15.4 Hierarchical clustering

We can visualize clusters calculated using hierarchical methods using dendograms. These are awesome tree-based visualizations, similar to visualizations created for decision trees and random forest models (leafs, nodes, stems, roots).

PMA6 Figure 16.7

PMA6 Figure 16.7

There are two main approaches to linking records into clusters:

Agglomerative is a bottom-up approach. This begins with \(N\) clusters (each observation is a cluster), and at each step two observations that are the most similar are combined until all observations are in a single cluster. Good at identifying small clusters. AKA AGNES (agglomerative nesting)

Devisive is a top-down approach. This begins with one cluster containing all the observations, and splits off cases that are most dissimilar to the rest until each observation is in it’s own cluster. Good at identifying large clusters. Not that common, so will not be discussed further. AKA DIANA (divise analysis).

15.4.1 Linkages

At each step in agglomerative clustering, the clusters with the smallest linkage distance between the two clusters are combined. This linkage distance can be computed using several linkage methods.
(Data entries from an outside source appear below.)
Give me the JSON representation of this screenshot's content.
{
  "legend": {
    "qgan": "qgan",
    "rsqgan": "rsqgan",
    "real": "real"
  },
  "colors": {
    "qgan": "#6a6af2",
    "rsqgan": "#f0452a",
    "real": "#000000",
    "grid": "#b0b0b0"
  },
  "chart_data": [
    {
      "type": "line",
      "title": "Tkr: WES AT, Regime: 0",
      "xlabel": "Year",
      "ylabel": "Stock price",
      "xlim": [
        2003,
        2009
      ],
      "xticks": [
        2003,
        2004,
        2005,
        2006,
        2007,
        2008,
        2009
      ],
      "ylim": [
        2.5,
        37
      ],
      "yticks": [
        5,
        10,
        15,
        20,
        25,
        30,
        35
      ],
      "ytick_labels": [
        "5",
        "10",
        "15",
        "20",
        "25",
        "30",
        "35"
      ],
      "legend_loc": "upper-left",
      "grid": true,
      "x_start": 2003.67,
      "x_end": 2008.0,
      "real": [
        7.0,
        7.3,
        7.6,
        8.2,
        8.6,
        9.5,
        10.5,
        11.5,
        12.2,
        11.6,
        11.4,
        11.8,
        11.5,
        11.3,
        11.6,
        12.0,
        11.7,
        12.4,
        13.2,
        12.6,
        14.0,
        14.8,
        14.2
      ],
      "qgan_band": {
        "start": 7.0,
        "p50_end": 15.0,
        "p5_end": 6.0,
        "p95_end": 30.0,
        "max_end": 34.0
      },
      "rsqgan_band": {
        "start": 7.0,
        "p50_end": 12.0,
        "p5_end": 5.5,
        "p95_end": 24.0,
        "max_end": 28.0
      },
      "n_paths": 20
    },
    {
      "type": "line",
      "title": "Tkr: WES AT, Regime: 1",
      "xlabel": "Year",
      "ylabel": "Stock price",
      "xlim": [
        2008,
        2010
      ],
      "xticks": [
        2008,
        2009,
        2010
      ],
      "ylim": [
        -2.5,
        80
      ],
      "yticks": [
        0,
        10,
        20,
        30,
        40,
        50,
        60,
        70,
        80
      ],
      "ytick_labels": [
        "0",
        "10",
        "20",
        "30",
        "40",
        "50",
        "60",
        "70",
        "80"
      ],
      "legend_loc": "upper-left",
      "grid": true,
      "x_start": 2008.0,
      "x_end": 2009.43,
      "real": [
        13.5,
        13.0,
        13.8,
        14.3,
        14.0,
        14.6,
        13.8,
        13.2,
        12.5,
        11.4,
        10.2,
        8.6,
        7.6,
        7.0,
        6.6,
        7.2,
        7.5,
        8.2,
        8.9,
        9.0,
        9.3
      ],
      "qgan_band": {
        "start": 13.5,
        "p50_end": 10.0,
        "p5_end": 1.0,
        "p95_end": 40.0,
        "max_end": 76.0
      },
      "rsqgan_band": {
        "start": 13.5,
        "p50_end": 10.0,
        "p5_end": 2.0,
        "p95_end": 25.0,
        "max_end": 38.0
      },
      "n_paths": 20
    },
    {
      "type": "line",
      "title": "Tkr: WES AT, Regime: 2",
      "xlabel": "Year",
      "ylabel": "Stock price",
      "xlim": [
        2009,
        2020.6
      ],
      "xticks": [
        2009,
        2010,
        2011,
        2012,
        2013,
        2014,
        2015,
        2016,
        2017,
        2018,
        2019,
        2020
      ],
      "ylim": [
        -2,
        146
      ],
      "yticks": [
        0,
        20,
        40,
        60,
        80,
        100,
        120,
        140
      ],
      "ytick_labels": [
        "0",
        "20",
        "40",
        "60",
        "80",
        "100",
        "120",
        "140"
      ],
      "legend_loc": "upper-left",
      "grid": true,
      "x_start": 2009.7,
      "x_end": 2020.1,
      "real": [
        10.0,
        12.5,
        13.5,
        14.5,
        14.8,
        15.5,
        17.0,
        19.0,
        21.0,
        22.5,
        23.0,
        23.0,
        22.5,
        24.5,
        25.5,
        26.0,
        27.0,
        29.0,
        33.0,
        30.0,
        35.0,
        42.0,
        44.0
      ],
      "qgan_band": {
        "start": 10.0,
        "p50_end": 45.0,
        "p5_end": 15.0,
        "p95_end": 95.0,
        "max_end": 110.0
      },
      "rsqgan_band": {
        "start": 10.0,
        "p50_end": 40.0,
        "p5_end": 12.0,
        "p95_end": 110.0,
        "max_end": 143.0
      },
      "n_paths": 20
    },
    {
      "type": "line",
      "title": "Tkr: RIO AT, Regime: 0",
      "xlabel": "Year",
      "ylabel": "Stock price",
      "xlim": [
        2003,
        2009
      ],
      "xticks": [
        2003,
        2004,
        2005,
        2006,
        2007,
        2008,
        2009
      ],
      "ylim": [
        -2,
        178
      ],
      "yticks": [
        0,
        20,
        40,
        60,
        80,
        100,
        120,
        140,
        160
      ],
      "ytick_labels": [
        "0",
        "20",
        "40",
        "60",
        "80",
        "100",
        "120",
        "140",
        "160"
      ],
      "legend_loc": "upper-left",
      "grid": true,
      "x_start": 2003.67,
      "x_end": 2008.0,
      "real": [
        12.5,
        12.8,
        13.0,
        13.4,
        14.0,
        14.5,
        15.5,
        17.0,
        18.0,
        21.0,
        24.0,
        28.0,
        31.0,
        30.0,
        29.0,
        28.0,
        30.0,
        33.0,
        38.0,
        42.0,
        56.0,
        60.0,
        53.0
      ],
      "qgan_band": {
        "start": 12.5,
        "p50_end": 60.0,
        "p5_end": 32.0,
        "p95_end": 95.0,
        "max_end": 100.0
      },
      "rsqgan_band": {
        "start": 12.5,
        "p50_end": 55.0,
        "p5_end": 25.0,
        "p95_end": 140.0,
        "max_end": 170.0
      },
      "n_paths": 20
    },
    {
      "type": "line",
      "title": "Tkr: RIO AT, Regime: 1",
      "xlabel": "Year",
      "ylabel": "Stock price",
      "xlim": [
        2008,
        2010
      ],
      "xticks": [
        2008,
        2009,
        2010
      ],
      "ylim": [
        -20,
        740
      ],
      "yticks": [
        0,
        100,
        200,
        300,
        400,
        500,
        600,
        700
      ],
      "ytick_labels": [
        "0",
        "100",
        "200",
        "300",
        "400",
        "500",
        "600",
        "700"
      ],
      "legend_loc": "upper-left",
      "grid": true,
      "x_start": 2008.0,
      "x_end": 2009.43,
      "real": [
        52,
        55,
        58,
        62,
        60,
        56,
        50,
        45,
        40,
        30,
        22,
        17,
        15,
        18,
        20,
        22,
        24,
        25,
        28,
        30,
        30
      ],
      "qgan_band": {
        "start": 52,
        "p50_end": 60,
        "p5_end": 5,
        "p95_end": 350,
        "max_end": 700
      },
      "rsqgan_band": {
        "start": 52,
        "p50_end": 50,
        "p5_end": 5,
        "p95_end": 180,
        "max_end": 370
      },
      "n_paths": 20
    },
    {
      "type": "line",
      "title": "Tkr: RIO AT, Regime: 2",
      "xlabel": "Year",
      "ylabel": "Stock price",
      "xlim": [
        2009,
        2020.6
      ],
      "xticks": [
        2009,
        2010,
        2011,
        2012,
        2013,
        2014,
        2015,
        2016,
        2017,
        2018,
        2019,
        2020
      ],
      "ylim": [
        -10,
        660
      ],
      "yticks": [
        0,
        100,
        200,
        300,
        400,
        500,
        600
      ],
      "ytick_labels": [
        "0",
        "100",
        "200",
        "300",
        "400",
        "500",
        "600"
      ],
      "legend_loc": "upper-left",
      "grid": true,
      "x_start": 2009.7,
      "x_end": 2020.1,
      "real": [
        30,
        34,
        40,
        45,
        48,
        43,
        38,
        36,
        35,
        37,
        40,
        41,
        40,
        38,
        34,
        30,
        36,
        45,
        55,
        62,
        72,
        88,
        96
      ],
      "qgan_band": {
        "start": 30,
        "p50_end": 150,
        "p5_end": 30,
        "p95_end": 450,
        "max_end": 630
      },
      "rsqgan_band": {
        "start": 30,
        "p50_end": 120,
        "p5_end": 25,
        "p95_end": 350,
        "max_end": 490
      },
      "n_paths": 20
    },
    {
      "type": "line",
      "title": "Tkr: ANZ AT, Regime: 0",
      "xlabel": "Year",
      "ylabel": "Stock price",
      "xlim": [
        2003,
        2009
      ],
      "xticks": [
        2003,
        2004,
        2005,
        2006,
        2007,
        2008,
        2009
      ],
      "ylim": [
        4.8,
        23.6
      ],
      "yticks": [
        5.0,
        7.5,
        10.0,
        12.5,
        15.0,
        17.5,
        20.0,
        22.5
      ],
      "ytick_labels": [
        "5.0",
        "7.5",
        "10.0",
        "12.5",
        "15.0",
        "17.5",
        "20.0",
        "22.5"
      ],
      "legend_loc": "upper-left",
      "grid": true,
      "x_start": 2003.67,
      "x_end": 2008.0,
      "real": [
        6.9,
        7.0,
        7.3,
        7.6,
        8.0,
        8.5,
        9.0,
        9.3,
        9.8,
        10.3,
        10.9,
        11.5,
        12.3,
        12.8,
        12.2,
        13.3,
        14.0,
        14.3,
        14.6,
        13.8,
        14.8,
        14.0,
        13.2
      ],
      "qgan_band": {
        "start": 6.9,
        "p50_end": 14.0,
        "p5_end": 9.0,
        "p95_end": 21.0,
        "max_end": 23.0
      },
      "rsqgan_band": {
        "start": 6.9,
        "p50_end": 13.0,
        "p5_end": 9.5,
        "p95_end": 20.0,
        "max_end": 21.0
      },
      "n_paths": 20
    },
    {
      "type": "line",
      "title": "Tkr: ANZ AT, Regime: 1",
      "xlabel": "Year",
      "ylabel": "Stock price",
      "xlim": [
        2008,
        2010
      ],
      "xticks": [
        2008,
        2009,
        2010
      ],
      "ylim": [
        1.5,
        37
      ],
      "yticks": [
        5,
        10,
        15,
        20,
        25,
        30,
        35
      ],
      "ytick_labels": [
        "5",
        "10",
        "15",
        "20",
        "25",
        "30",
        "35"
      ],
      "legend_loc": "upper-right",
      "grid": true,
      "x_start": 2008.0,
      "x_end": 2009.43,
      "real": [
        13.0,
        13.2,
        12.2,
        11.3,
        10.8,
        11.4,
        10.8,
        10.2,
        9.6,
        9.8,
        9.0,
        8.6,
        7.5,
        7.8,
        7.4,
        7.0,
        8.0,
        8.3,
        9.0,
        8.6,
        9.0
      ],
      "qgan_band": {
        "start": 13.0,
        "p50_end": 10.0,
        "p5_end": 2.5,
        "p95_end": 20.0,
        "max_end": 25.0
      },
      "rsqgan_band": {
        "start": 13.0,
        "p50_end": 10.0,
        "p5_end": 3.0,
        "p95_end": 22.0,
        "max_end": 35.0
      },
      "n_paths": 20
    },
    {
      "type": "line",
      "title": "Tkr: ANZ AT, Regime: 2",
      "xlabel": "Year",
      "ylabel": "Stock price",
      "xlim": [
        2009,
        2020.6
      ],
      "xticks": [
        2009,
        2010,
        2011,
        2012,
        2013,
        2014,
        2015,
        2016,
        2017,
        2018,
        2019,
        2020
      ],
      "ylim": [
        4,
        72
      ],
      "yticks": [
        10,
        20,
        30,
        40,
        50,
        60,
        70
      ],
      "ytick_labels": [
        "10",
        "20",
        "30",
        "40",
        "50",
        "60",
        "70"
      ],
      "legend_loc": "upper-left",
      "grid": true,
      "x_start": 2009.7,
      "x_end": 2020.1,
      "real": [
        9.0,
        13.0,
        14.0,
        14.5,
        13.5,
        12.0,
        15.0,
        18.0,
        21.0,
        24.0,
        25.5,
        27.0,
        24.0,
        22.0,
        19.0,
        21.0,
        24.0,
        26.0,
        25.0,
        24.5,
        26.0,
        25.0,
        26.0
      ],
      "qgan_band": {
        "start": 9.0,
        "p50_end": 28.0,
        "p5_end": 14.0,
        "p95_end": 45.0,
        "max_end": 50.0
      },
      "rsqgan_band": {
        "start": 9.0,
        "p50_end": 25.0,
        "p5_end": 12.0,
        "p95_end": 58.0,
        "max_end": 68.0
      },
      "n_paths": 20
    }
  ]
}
Centroid linkage (PMA6 Fig 16.5).

  • The closest two records are combined, and their centroid is calculated. The centroid is calculated as the mean of the length \(p\)-vector, for our 2 dimensional example in the last section this would be \((\bar{p}, \bar{q})\).
    • This centroid point/vector takes the place of the original records in the data set.
  • Then the next closest set of points are combined, and their centroid calculated.
  • The centroid need not be an actual measured observation in the data set.

Single Linkage

  • Each step clusters are combined that contain the closest pair of points, not yet in the same cluster as each other.

Complete Linkage

  • Calculate all pairwise distances between points in each cluster.
  • The distance between clusters is the maximum value of the pairwise differences. I.e. the pair of points in each cluster that are the furthest away from each other.
  • At each step, the two clusters that are separated by the shortest maximum distance are combined.

Ward’s D

  • Minimizes the within-cluster variance.
  • Within cluster variance is calculated as the weighted squared distance between clusters.
    • For the initial step, this is the squared euclidean distance between all points.
  • At each step the pair of clusters that lead to the smallest increase in the total within-cluster variance are merged.

15.4.2 Comparing Linkage methods

In these plots, “height” is a measure of similarity/distance. Also, the longer the “stem” the greater the distance.

Things I picked out from these plots.

  • hum is the last company to be added to any cluster using any methods.
  • rei also seems to stand alone as being different from the others.
  • Ward’s method seems to create more distinct clusters compared to the other methods
  • common companies that are grouped in all methods:
    • nme, hca, ami
    • uk, ald, roh
    • sf, dia, dow
    • gra, hpc, acy, and sometimes mtc.